The problem necessitating the removal of petitioners children was her drug abuse. Consequently, petitioner was ordered into residential drug treatment. In the course of four months, from July to November 2008, petitioner was admitted to and discharged from three programs, the first two times for using drugs at the facility and the third time for failing to provide a medical clearance for a medical condition, it turns out, she does not have. According to undisputed evidence, the social worker urged petitioner to contact the treatment facility for assistance. Instead, petitioner remained, by her own choice, out of treatment and was incarcerated. The fact that petitioner had to arrange her own treatment on the fourth try after months of assistance does not support a conclusion she was not provided reasonable services.
Further, with respect to whether petitioner regularly participated in her court-ordered services, the appellate record speaks for itself. Petitioner was given multiple chances to participate in meaningful treatment for her drug use but she continued to use. In addition, contrary to her assertion, she did not "fend for herself to get enrolled in a program." She may have made inquiries, but it was the probation department that placed her in treatment. Nevertheless, any efforts petitioner may have made on her own behalf do not translate into regular participation given her many prior months of treatment failure.

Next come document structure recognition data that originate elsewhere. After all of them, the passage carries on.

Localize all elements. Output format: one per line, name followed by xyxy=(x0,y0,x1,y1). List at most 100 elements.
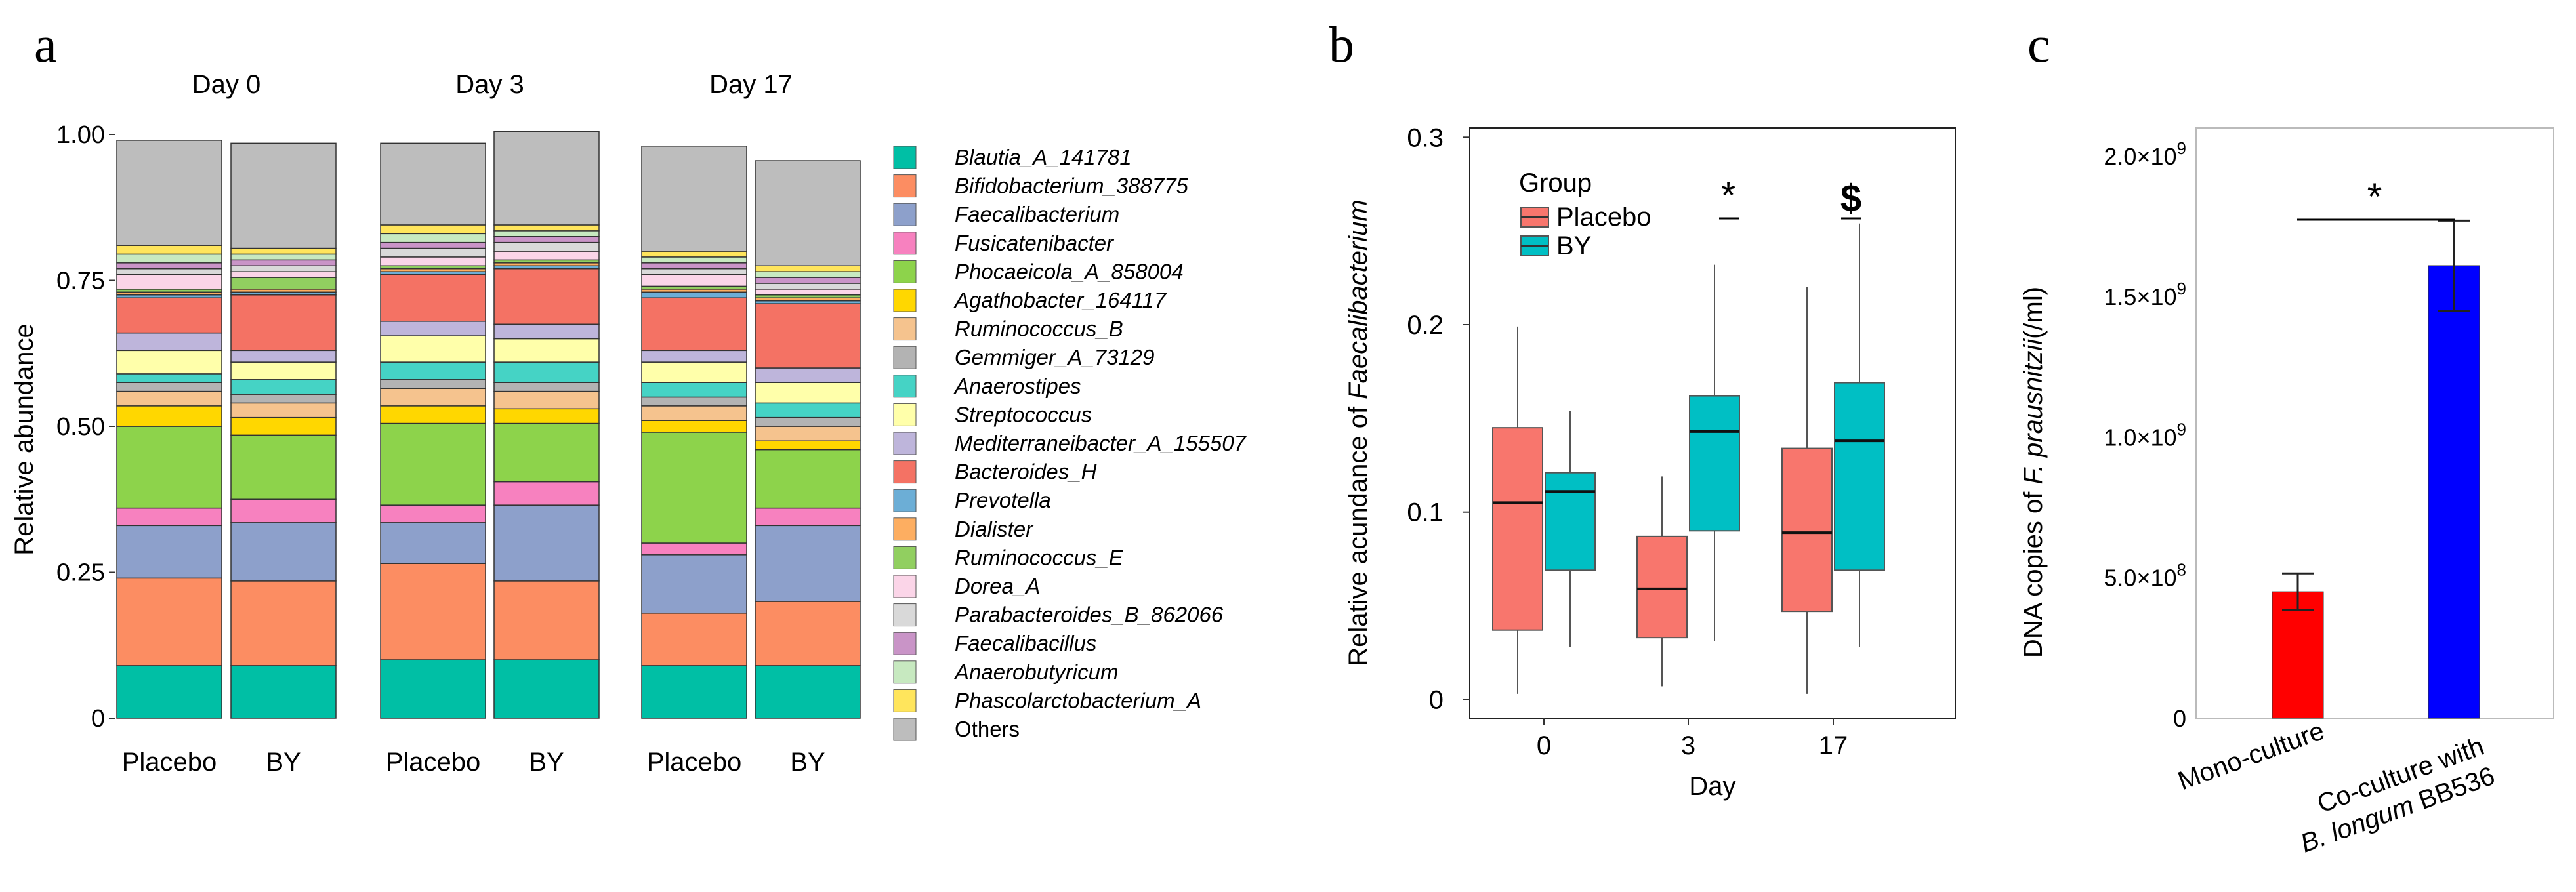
stacked-bar-segment xyxy=(116,245,222,255)
panel-c-y-axis-label-unit: (/ml) xyxy=(2019,287,2048,339)
panel-b-x-tick-label: 0 xyxy=(1537,731,1551,760)
panel-b-x-axis-label: Day xyxy=(1689,772,1735,801)
panel-a-group-label: Day 17 xyxy=(709,70,793,99)
stacked-bar-segment xyxy=(641,268,747,275)
panel-c-y-tick-label: 5.0×108 xyxy=(2104,560,2186,592)
panel-c-bar xyxy=(2272,591,2324,719)
panel-a-bar-label: BY xyxy=(529,748,564,777)
stacked-bar-segment xyxy=(230,379,337,395)
stacked-bar-segment xyxy=(230,580,337,666)
stacked-bar-segment xyxy=(380,247,486,258)
panel-b-y-axis-label-text: Relative acundance of xyxy=(1344,399,1373,666)
stacked-bar-segment xyxy=(230,265,337,272)
stacked-bar-segment xyxy=(230,665,337,719)
panel-a-legend-label: Dorea_A xyxy=(955,574,1040,598)
panel-a-legend-swatch xyxy=(893,146,917,169)
stacked-bar-segment xyxy=(380,504,486,523)
legend-label-by: BY xyxy=(1556,232,1591,260)
panel-b-letter: b xyxy=(1329,16,1354,73)
stacked-bar-segment xyxy=(641,432,747,544)
panel-a-legend-label: Phocaeicola_A_858004 xyxy=(955,259,1184,283)
panel-a-bar-label: BY xyxy=(266,748,301,777)
stacked-bar-segment xyxy=(116,140,222,246)
panel-a-legend-label: Others xyxy=(955,717,1020,741)
stacked-bar-segment xyxy=(116,332,222,352)
panel-a-legend-swatch xyxy=(893,460,917,484)
panel-b-legend: Group Placebo BY xyxy=(1519,169,1652,260)
box-by xyxy=(1545,472,1596,571)
panel-a-bar-label: Placebo xyxy=(386,748,481,777)
stacked-bar-segment xyxy=(493,382,600,392)
stacked-bar-segment xyxy=(641,262,747,270)
panel-a-y-tick-label: 0 xyxy=(91,705,105,733)
stacked-bar-segment xyxy=(641,665,747,719)
panel-a-letter: a xyxy=(34,16,57,73)
legend-label-placebo: Placebo xyxy=(1556,203,1652,232)
panel-a-legend-label: Streptococcus xyxy=(955,402,1092,426)
stacked-bar-segment xyxy=(116,262,222,270)
stacked-bar-segment xyxy=(755,525,861,602)
stacked-bar-segment xyxy=(641,542,747,556)
stacked-bar-segment xyxy=(755,283,861,290)
panel-c-y-tick-label: 0 xyxy=(2173,705,2186,732)
panel-a-stacked-bar-chart: Relative abundance 0 0.25 0.50 0.75 1.00 Pla… xyxy=(10,70,1247,777)
stacked-bar-segment xyxy=(641,613,747,666)
stacked-bar-segment xyxy=(230,394,337,404)
panel-b-annotation-day17: $ xyxy=(1840,177,1861,220)
panel-a-legend-label: Faecalibacterium xyxy=(955,202,1119,226)
stacked-bar-segment xyxy=(116,268,222,275)
stacked-bar-segment xyxy=(230,271,337,278)
stacked-bar-segment xyxy=(380,233,486,243)
panel-b-y-tick-label: 0.3 xyxy=(1407,123,1444,152)
panel-a-legend-label: Anaerobutyricum xyxy=(953,660,1118,684)
stacked-bar-segment xyxy=(755,665,861,719)
box-placebo xyxy=(1636,535,1688,639)
stacked-bar-segment xyxy=(380,659,486,719)
panel-a-group-label: Day 3 xyxy=(455,70,524,99)
panel-a-y-axis-label: Relative abundance xyxy=(10,323,39,556)
panel-a-legend-swatch xyxy=(893,603,917,627)
stacked-bar-segment xyxy=(380,379,486,389)
stacked-bar-segment xyxy=(116,373,222,384)
stacked-bar-segment xyxy=(380,335,486,363)
stacked-bar-segment xyxy=(641,297,747,352)
panel-a-legend-swatch xyxy=(893,517,917,541)
stacked-bar-segment xyxy=(493,481,600,506)
stacked-bar-segment xyxy=(641,405,747,421)
panel-a-legend-swatch xyxy=(893,432,917,455)
panel-a-legend-label: Ruminococcus_E xyxy=(955,545,1124,569)
stacked-bar-segment xyxy=(493,338,600,363)
stacked-bar-segment xyxy=(230,294,337,352)
stacked-bar-segment xyxy=(116,507,222,527)
panel-a-legend-swatch xyxy=(893,718,917,741)
stacked-bar-segment xyxy=(493,224,600,232)
panel-a-legend-swatch xyxy=(893,317,917,341)
stacked-bar-segment xyxy=(493,361,600,383)
stacked-bar-segment xyxy=(493,422,600,483)
panel-c-y-tick-label: 2.0×109 xyxy=(2104,138,2186,170)
stacked-bar-segment xyxy=(755,402,861,418)
panel-a-bar-label: BY xyxy=(790,748,825,777)
stacked-bar-segment xyxy=(230,247,337,255)
stacked-bar-segment xyxy=(493,659,600,719)
panel-b-plot-frame xyxy=(1469,127,1956,719)
stacked-bar-segment xyxy=(493,230,600,237)
stacked-bar-segment xyxy=(116,405,222,427)
panel-a-legend-label: Prevotella xyxy=(955,488,1051,512)
panel-a-legend-label: Fusicatenibacter xyxy=(955,231,1115,255)
panel-a-legend-swatch xyxy=(893,689,917,712)
stacked-bar-segment xyxy=(380,422,486,506)
panel-b-y-tick-label: 0.2 xyxy=(1407,311,1444,340)
box-placebo xyxy=(1492,427,1543,631)
panel-b-y-tick-label: 0 xyxy=(1429,685,1444,714)
stacked-bar-segment xyxy=(230,259,337,267)
panel-c-letter: c xyxy=(2027,16,2050,73)
stacked-bar-segment xyxy=(116,297,222,334)
stacked-bar-segment xyxy=(493,408,600,424)
panel-b-legend-title: Group xyxy=(1519,169,1592,197)
panel-b-y-axis-label: Relative acundance of Faecalibacterium xyxy=(1344,199,1373,666)
panel-c-y-axis-label-italic: F. prausnitzii xyxy=(2019,338,2048,485)
panel-a-legend-swatch xyxy=(893,203,917,226)
panel-a-group-label: Day 0 xyxy=(192,70,261,99)
stacked-bar-segment xyxy=(230,416,337,436)
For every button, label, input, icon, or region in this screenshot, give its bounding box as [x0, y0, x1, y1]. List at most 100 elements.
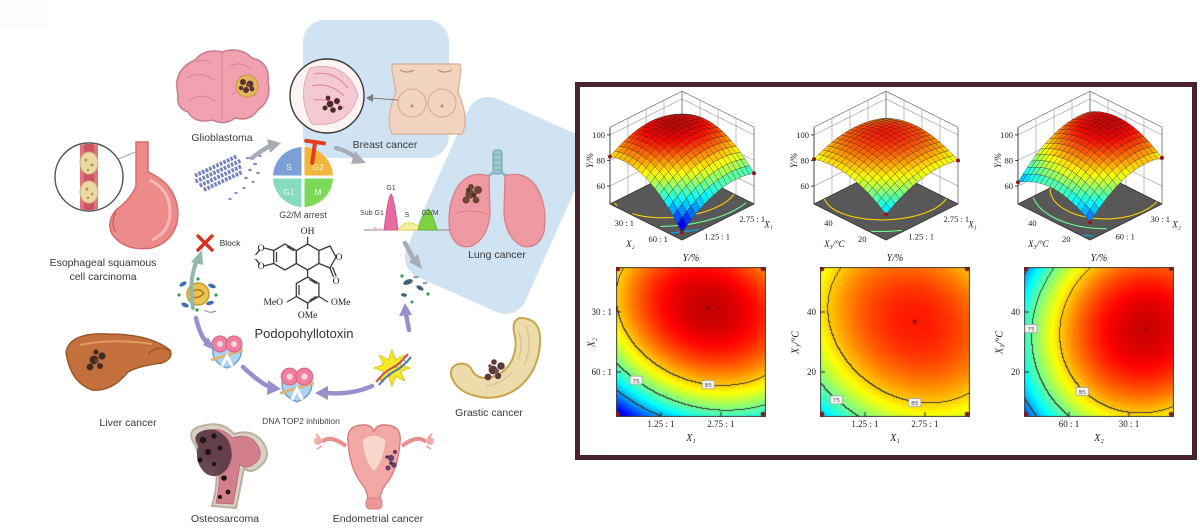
- svg-text:2.75 : 1: 2.75 : 1: [739, 214, 765, 224]
- liver-cancer-illustration: [65, 333, 172, 391]
- microtubule-bundle: [194, 154, 262, 201]
- osteosarcoma-illustration: [190, 423, 268, 510]
- g2m-arrest-label: G2/M arrest: [279, 210, 327, 220]
- y-tick-label: 40: [807, 307, 816, 317]
- x-tick-label: 2.75 : 1: [707, 419, 735, 429]
- svg-text:30 : 1: 30 : 1: [1151, 214, 1170, 224]
- x-tick-label: 30 : 1: [1118, 419, 1140, 429]
- esophageal-carcinoma-illustration: [54, 141, 179, 250]
- top2-enzyme-icon: [278, 366, 316, 404]
- pointer-arrow-icon: [366, 94, 373, 102]
- flow-cytometry-histogram: G1 Sub G1 S G2/M: [360, 185, 450, 231]
- svg-text:60: 60: [597, 181, 606, 191]
- svg-text:Y/%: Y/%: [789, 153, 799, 168]
- x-tick-label: 1.25 : 1: [851, 419, 879, 429]
- rsm-column-1: 60 80 100 Y/% 30 : 1 60 : 1 X₂ 1.25 : 1 2.75 : 1…: [580, 87, 784, 455]
- esophageal-label-line1: Esophageal squamous: [50, 257, 157, 269]
- cell-cluster: [177, 277, 218, 313]
- top2-enzyme-icon: [209, 334, 245, 370]
- svg-text:X₂: X₂: [1171, 220, 1181, 230]
- svg-text:40: 40: [824, 218, 833, 228]
- structure-ome-right-label: OMe: [331, 298, 351, 308]
- podophyllotoxin-structure: O O O O OH MeO OMe OMe: [254, 227, 351, 321]
- svg-text:60 : 1: 60 : 1: [1116, 231, 1135, 241]
- contour-canvas: [1024, 267, 1174, 417]
- svg-text:30 : 1: 30 : 1: [615, 218, 634, 228]
- svg-text:100: 100: [1000, 130, 1013, 140]
- y-axis-title: X₃/°C: [790, 330, 802, 355]
- structure-meo-label: MeO: [263, 298, 283, 308]
- svg-text:X₁: X₁: [967, 220, 977, 230]
- arrow-head-icon: [409, 254, 422, 269]
- y-tick-label: 40: [1011, 307, 1020, 317]
- dna-top2-inhibition-label: DNA TOP2 inhibition: [262, 416, 340, 426]
- svg-text:2.75 : 1: 2.75 : 1: [943, 214, 969, 224]
- surface-plot-x2-x3: 60 80 100 Y/% 40 20 X₃/°C 60 : 1 30 : 1 X₂: [988, 87, 1192, 255]
- svg-text:60: 60: [1005, 181, 1014, 191]
- structure-o2-label: O: [258, 262, 265, 272]
- svg-text:X₃/°C: X₃/°C: [1027, 239, 1050, 249]
- svg-text:60: 60: [801, 181, 810, 191]
- svg-text:40: 40: [1028, 218, 1037, 228]
- compound-name-label: Podopohyllotoxin: [254, 326, 353, 341]
- x-tick-label: 2.75 : 1: [911, 419, 939, 429]
- cell-cycle-pie: S G2 G1 M: [273, 138, 333, 207]
- structure-oring-label: O: [336, 253, 343, 263]
- y-tick-label: 20: [807, 367, 816, 377]
- x-tick-label: 1.25 : 1: [647, 419, 675, 429]
- endometrial-cancer-illustration: [314, 424, 434, 510]
- structure-oh-label: OH: [301, 227, 315, 237]
- block-label: Block: [220, 238, 242, 248]
- endometrial-cancer-label: Endometrial cancer: [333, 513, 424, 525]
- surface-plot-x1-x3: 60 80 100 Y/% 40 20 X₃/°C 1.25 : 1 2.75 : 1 X₁: [784, 87, 988, 255]
- svg-text:1.25 : 1: 1.25 : 1: [908, 231, 934, 241]
- svg-text:X₂: X₂: [625, 239, 635, 249]
- hist-subg1-label: Sub G1: [360, 210, 384, 217]
- y-tick-label: 60 : 1: [591, 367, 612, 377]
- inhibition-tbar-icon: [304, 138, 327, 165]
- pie-m-label: M: [314, 187, 321, 197]
- structure-ome-bottom-label: OMe: [298, 311, 318, 321]
- hist-s-label: S: [405, 212, 410, 219]
- svg-text:80: 80: [801, 155, 810, 165]
- x-axis-title: X₁: [890, 433, 900, 444]
- lung-cancer-illustration: [448, 149, 546, 248]
- svg-text:100: 100: [796, 130, 809, 140]
- x-axis-title: X₂: [1094, 433, 1104, 444]
- contour-canvas: [616, 267, 766, 417]
- arrow-head-icon: [267, 139, 281, 153]
- svg-text:X₁: X₁: [763, 220, 773, 230]
- structure-ocarbonyl-label: O: [333, 277, 340, 287]
- svg-text:Y/%: Y/%: [993, 153, 1003, 168]
- contour-title: Y/%: [682, 253, 700, 264]
- y-tick-label: 20: [1011, 367, 1020, 377]
- gastric-cancer-label: Grastic cancer: [455, 407, 523, 419]
- surface-plot-x1-x2: 60 80 100 Y/% 30 : 1 60 : 1 X₂ 1.25 : 1 2.75 : 1…: [580, 87, 784, 255]
- svg-text:60 : 1: 60 : 1: [649, 234, 668, 244]
- structure-o1-label: O: [258, 244, 265, 254]
- svg-text:80: 80: [597, 155, 606, 165]
- contour-title: Y/%: [1090, 253, 1108, 264]
- pie-g1-label: G1: [283, 187, 295, 197]
- arrow-head-icon: [191, 250, 203, 265]
- y-tick-label: 30 : 1: [591, 307, 612, 317]
- anticancer-mechanism-diagram: Glioblastoma Breast cancer Lung cancer: [0, 0, 575, 525]
- arrow-head-icon: [351, 151, 366, 164]
- pie-g2-label: G2: [312, 162, 324, 172]
- y-axis-title: X₃/°C: [994, 330, 1006, 355]
- corner-artifact: [0, 0, 48, 28]
- contour-canvas: [820, 267, 970, 417]
- rsm-optimization-panel: 60 80 100 Y/% 30 : 1 60 : 1 X₂ 1.25 : 1 2.75 : 1…: [575, 82, 1197, 460]
- rsm-column-3: 60 80 100 Y/% 40 20 X₃/°C 60 : 1 30 : 1 X₂ Y/% 40…: [988, 87, 1192, 455]
- breast-cancer-label: Breast cancer: [353, 139, 418, 151]
- arrow-head-icon: [315, 386, 328, 400]
- arrow-head-icon: [399, 303, 412, 316]
- apoptotic-debris: [400, 274, 430, 304]
- contour-title: Y/%: [886, 253, 904, 264]
- glioblastoma-illustration: [176, 49, 270, 124]
- flow-arrows: [189, 139, 422, 400]
- arrow-head-icon: [267, 380, 281, 395]
- arrow-head-icon: [203, 337, 216, 351]
- x-tick-label: 60 : 1: [1058, 419, 1080, 429]
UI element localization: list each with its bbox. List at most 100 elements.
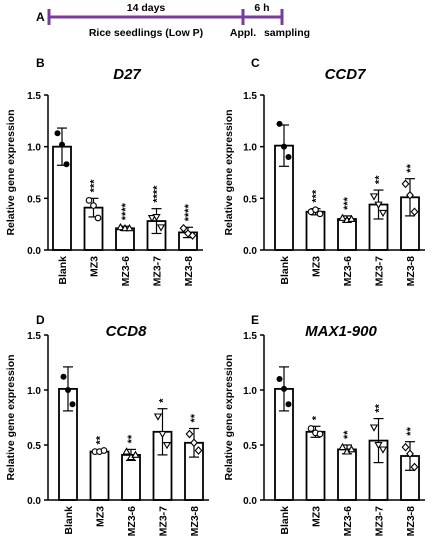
x-tick-label: Blank [63, 506, 75, 535]
x-tick-label: MZ3 [95, 506, 107, 527]
bar-mz3-6 [337, 448, 357, 501]
bar-mz3-6 [121, 453, 141, 501]
bar-mz3 [305, 210, 326, 251]
x-tick-label: MZ3-7 [374, 506, 386, 536]
data-point [276, 120, 283, 127]
x-tick-label: MZ3-6 [342, 506, 354, 536]
y-axis-label: Relative gene expression [5, 109, 17, 235]
data-point [100, 447, 108, 454]
y-tick-label: 0.5 [27, 194, 41, 205]
data-point [347, 445, 356, 453]
x-tick-label: MZ3-6 [120, 256, 132, 286]
data-point [147, 215, 157, 223]
data-point [131, 450, 140, 458]
y-tick-label: 1.5 [243, 331, 257, 342]
data-point [116, 222, 125, 231]
data-point [156, 224, 166, 232]
y-axis-label: Relative gene expression [223, 354, 235, 480]
x-tick-label: MZ3 [311, 256, 323, 277]
x-tick-label: MZ3-7 [374, 256, 386, 286]
bar-mz3 [89, 450, 110, 501]
significance-label: ** [189, 413, 201, 422]
chart-title: CCD7 [325, 66, 366, 83]
data-point [281, 385, 287, 392]
significance-label: *** [342, 196, 354, 210]
y-tick-label: 0.0 [27, 246, 41, 257]
y-tick-label: 0.0 [243, 496, 257, 507]
data-point [406, 190, 414, 200]
application-label: Appl. [230, 27, 256, 39]
y-tick-label: 1.0 [27, 143, 41, 154]
y-tick-label: 0.5 [27, 441, 41, 452]
panel-e-max1-900-chart: E MAX1-900 0.0 0.5 1.0 1.5 Relative gene expre… [223, 313, 425, 536]
data-point [122, 447, 131, 455]
data-point [125, 223, 134, 232]
x-tick-label: MZ3-7 [158, 506, 170, 536]
data-point [338, 213, 347, 221]
x-tick-label: MZ3-7 [152, 256, 164, 286]
y-tick-label: 1.5 [27, 331, 41, 342]
data-point [69, 401, 76, 408]
data-point [285, 401, 292, 408]
data-point [285, 154, 292, 160]
y-tick-label: 1.0 [27, 386, 41, 397]
seedling-label: Rice seedlings (Low P) [89, 27, 203, 39]
data-point [179, 223, 188, 233]
x-tick-label: MZ3-8 [183, 256, 195, 286]
data-point [162, 442, 172, 450]
x-tick-label: MZ3-6 [126, 506, 138, 536]
data-point [59, 141, 65, 148]
data-point [276, 376, 283, 382]
panel-b-d27-chart: B D27 0.0 0.5 1.0 1.5 Relative gene expression… [5, 56, 203, 286]
data-point [401, 179, 410, 189]
significance-label: ** [374, 175, 386, 184]
chart-title: CCD8 [106, 323, 147, 340]
significance-label: **** [183, 203, 195, 221]
application-duration-label: 6 h [254, 2, 269, 14]
data-point [281, 143, 287, 150]
x-tick-label: MZ3-8 [405, 506, 417, 536]
y-axis-label: Relative gene expression [5, 354, 17, 480]
data-point [369, 424, 379, 432]
data-point [312, 206, 319, 214]
y-tick-label: 0.5 [243, 441, 257, 452]
y-tick-label: 0.0 [243, 246, 257, 257]
bar-mz3-6 [337, 218, 357, 251]
panel-letter-e: E [251, 313, 259, 327]
y-tick-label: 0.0 [27, 496, 41, 507]
data-point [90, 202, 97, 209]
x-tick-label: MZ3-8 [189, 506, 201, 536]
significance-label: ** [95, 435, 107, 444]
data-point [369, 193, 379, 201]
significance-label: *** [89, 179, 101, 193]
panel-a-letter: A [36, 10, 45, 24]
data-point [410, 207, 419, 217]
data-point [190, 438, 198, 448]
significance-label: ** [342, 430, 354, 439]
y-tick-label: 1.5 [27, 91, 41, 102]
data-point [338, 442, 347, 451]
y-tick-label: 0.5 [243, 194, 257, 205]
significance-label: ** [126, 434, 138, 443]
data-point [184, 229, 192, 238]
data-point [188, 231, 197, 240]
data-point [401, 442, 410, 452]
x-tick-label: Blank [57, 256, 69, 285]
panel-letter-d: D [36, 313, 45, 327]
panel-a-timeline: A 14 days Rice seedlings (Low P) 6 h App… [36, 2, 310, 39]
data-point [85, 197, 93, 204]
significance-label: **** [152, 185, 164, 203]
data-point [378, 446, 388, 454]
data-point [316, 430, 324, 438]
data-point [406, 449, 414, 459]
significance-label: ** [405, 163, 417, 172]
y-axis-label: Relative gene expression [223, 109, 235, 235]
data-point [374, 201, 383, 209]
data-point [410, 462, 419, 472]
significance-label: *** [311, 189, 323, 203]
x-tick-label: MZ3-6 [342, 256, 354, 286]
data-point [307, 425, 315, 432]
data-point [153, 413, 163, 421]
bar-mz3-6 [115, 227, 135, 251]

Finally, the fact that petitioner was scheduled to complete substance abuse treatment in April only means that her treatment would be completed within six months, it does not mean that there was a substantial probability the children could be returned to her custody. On the contrary, given petitioners history of drug use and treatment failure, there was no reason to believe she could demonstrate to the court her ability to meet the objectives of her case plan and provide a safe home for her children by the 12-month review hearing. In light of the foregoing, we conclude there is no error.
DISPOSITION
The petition for extraordinary writ is denied. This opinion is final forthwith as to this court. --------------- Notes: Before Vartabedian, Acting P.J., Cornell, J., and Kane, J.